Lastly, father contends the agency and the juvenile court failed to discharge their respective duties under the ICWA to inquire whether minor is or may be an Indian child, and thus asks this court to remand for compliance.

"The ICWA (25 U.S.C. §§ 1901-1963) was enacted for ' "the protection of the best interests of Indian children, and the promotion of stable and secure Indian tribal entities. [Citation.]" ' (In re Crystal K. (1990) 226 Cal.App.3d 655, 661 .)" (In re Riva M. (1991) 235 Cal.App.3d 403, 410.) "[T]he ICWA applies to any state court proceeding involving the foster care or adoptive placement of, or the termination of parental rights to, an Indian child. (25 U.S.C. §§ 1903(1), 1911(a)-(c), 1912-1921.) 'Indian child' is defined as a child who is either (1) 'a member of an Indian tribe' or (2) 'eligible for membership in an Indian tribe and . . . the biological child of a member of an Indian tribe . . . .' (25 U.S.C. § 1903(4).)" (In re Jonathon S. (2005) 129 Cal.App.4th 334, 338.) Under the ICWA, an Indian tribe has the right to intervene or a qualified right to transfer a proceeding to its jurisdiction in certain involuntary actions involving children residing off the reservation. (25 U.S.C. § 1911; In re Riva M., supra, 235 Cal.App.3d at p. 410; In re Baby Girl A. (1991) 230 Cal.App.3d 1611, 1616-1617.) Accordingly, parental rights may not be terminated in the absence of a determination, supported by evidence beyond a reasonable doubt, that the continued custody of the child by the parent or Indian custodian is likely to result in serious emotional or physical damage to the child. (In re Riva M., supra, 235 Cal.App.3d at p. 410; 25 U.S.C. § 1912(a), (f).)
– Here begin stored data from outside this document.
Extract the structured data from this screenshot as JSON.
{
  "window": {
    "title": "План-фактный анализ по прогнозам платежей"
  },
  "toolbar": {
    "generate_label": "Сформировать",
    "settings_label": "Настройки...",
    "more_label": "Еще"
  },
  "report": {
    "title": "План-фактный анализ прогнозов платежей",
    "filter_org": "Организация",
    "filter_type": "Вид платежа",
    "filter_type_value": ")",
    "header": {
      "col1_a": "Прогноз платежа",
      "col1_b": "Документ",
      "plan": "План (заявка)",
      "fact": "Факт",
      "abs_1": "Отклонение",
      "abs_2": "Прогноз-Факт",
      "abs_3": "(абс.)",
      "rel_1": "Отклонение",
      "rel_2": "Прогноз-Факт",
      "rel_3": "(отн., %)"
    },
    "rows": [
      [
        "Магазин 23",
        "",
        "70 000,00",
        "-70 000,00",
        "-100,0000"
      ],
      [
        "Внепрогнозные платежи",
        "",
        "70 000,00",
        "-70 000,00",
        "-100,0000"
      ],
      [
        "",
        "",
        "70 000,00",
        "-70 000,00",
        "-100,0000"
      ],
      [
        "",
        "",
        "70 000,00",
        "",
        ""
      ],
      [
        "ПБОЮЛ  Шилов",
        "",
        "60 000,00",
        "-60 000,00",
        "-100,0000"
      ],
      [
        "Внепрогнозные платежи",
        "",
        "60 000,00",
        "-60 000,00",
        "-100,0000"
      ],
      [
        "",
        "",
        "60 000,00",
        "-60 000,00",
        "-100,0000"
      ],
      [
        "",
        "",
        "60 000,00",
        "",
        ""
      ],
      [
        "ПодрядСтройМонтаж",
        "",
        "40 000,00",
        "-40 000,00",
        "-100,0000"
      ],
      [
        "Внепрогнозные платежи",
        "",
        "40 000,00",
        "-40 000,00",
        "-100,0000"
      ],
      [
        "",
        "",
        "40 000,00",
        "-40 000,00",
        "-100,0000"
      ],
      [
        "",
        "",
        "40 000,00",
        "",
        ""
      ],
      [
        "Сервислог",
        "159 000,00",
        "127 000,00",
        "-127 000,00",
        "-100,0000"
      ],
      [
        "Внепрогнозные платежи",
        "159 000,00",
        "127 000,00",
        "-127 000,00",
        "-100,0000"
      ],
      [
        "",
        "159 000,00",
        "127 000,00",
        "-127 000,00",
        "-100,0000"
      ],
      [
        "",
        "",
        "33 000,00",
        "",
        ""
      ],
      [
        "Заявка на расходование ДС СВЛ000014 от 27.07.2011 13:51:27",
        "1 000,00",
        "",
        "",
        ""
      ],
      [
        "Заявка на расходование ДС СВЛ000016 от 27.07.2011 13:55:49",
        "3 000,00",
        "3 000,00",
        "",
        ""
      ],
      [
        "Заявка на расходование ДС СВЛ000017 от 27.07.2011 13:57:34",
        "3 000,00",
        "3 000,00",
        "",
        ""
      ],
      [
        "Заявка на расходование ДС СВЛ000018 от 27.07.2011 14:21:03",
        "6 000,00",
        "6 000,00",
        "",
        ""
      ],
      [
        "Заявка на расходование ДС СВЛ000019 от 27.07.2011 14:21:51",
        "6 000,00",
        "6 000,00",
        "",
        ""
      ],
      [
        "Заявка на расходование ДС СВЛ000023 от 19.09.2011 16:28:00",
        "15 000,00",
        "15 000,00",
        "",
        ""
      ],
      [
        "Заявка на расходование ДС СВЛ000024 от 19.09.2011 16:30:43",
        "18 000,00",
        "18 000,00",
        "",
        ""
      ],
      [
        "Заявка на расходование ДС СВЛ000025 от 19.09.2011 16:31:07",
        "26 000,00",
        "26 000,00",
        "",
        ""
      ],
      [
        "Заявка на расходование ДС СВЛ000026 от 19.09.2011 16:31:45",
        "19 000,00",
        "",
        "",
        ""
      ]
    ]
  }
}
"Concerning notice, the ICWA provides: '[W]here the court knows or has reason to know that an Indian child is involved, the party seeking the foster care placement of, or termination of parental rights to, an Indian child shall notify . . . the Indian child's tribe, by registered mail with return receipt requested, of the pending proceedings and of their right of intervention. If the identity or location of . . . the tribe cannot be determined, such notice shall be given to the [Bureau of Indian Affairs (BIA)] in like manner, who shall have fifteen days after receipt to provide the requisite notice to the parent or Indian custodian and the tribe. No foster care placement or termination of parental rights proceeding shall be held until at least ten days after receipt of notice by . . . the tribe or the [BIA] . . . .' (25 U.S.C. § 1912(a); see also 25 U.S.C. §§ 1a, 1903(11).)" (In re Jonathon S., supra, 129 Cal.App.4th at p. 338; see also In re Junious M. (1983) 144 Cal.App.3d 786, 793.) "To enforce this notice provision, the ICWA further provides: 'Any Indian child who is the subject of any action for foster care placement or termination of parental rights under State law, any parent or Indian custodian from whose custody such child was removed, and the Indian child's tribe may petition any court of competent jurisdiction to invalidate such action upon a showing that such action violated any provision of section[] . . . 1912 . . . of this title.' (25 U.S.C. § 1914.)" (In re Jonathon S., supra, 129 Cal.App.4th at p. 338; accord, In re Desiree F. (2000) 83 Cal.App.4th 460, 469 ["notice [is] a 'key component of the congressional goal to protect and preserve Indian tribes and Indian families.' "].) "When proper notice is not given under the ICWA, the court's order is voidable. (25 U.S.C. § 1914.)" (Dwayne P. v. Superior Court (2002) 103 Cal.App.4th 247, 254.)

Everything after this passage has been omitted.